The imminent retirement of baby boomers will pose radical structural problems for the State Budget, squeezing governments' ability to fund major infrastructure amid soaring demand for services and dwindling revenue.
Under-Treasurer Tim Marney warned yesterday of a demographic "tipping point", revealing Treasury is working on a landmark intergenerational review of the Budget as officials grapple with the problem of an ageing population that will demand more from their government while paying less tax.
The concern is that as they get older and sicker, the boomers will draw more heavily on State government services.
At the same time, they will contribute less in payroll tax and stamp duty because they will retire and remain in family homes.
The review, the first of its kind in nine years, is unlikely to be complete before the State election in March.
Treasury's problems are compounded by the high Australian dollar, which has not dropped in line with commodity prices as it has in the past. Because WA iron ore contracts are negotiated in US dollars, a high Australian dollar means less revenue flows into State coffers.
Asked yesterday during a public accounts committee hearing whether the State could afford unfunded billion-dollar-plus infrastructure projects - including the MAX light rail system and rail extension to Perth Airport - Mr Marney said: "That's what we're modelling now.
"The concern I have is the demographic shifts and what that does to demand profiles for service delivery and at the same time what it does to your revenue base.
"We're actually seeing the baby boomers move out of the workforce at the moment. And that is impacting more heavily on health systems, and so on. We're at a tipping point with the demographics."

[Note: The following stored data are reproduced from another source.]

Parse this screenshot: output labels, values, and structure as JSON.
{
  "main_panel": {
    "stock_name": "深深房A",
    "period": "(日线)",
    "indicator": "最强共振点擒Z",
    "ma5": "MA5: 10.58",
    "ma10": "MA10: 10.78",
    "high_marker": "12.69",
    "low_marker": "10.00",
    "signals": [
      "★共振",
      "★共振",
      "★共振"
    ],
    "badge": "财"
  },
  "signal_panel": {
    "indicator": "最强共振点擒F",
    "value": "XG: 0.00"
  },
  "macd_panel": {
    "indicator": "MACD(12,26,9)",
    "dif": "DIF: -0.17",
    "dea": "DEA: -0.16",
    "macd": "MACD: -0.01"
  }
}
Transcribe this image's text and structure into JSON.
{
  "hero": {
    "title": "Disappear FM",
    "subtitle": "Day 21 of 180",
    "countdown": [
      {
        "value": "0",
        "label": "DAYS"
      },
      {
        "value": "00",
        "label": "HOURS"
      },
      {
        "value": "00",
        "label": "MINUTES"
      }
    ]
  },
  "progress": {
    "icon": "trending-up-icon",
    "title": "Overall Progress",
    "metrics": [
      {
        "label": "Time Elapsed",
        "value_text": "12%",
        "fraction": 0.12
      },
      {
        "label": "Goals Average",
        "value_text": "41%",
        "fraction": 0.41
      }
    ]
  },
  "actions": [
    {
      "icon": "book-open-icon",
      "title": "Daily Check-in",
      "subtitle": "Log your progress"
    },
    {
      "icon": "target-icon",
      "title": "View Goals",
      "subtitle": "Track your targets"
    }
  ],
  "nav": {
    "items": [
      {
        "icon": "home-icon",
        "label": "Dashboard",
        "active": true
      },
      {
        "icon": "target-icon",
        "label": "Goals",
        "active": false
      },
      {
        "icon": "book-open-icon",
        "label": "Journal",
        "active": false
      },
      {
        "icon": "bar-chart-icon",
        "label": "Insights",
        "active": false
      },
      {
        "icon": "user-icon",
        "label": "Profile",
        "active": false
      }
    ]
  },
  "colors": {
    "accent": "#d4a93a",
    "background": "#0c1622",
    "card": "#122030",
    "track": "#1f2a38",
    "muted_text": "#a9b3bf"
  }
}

Treasurer Troy Buswell declined to comment.
Shadow treasurer Ben Wyatt said it confirmed Opposition worries that the Barnett Government had no "considered plan" to deal with the State's $14.5 billion debt.
He conceded the review may affect Labor election pledges.
WA Council of Social Service spokesman Chris Twomey was worried about the increasing gap between retirees with superannuation and property and those without.
"We are also concerned that single women over 55 with little or no superannuation are emerging as a particular at-risk group for disadvantage," he said.WA Chamber of Commerce and Industry chief James Pearson called on firms to retain older employees.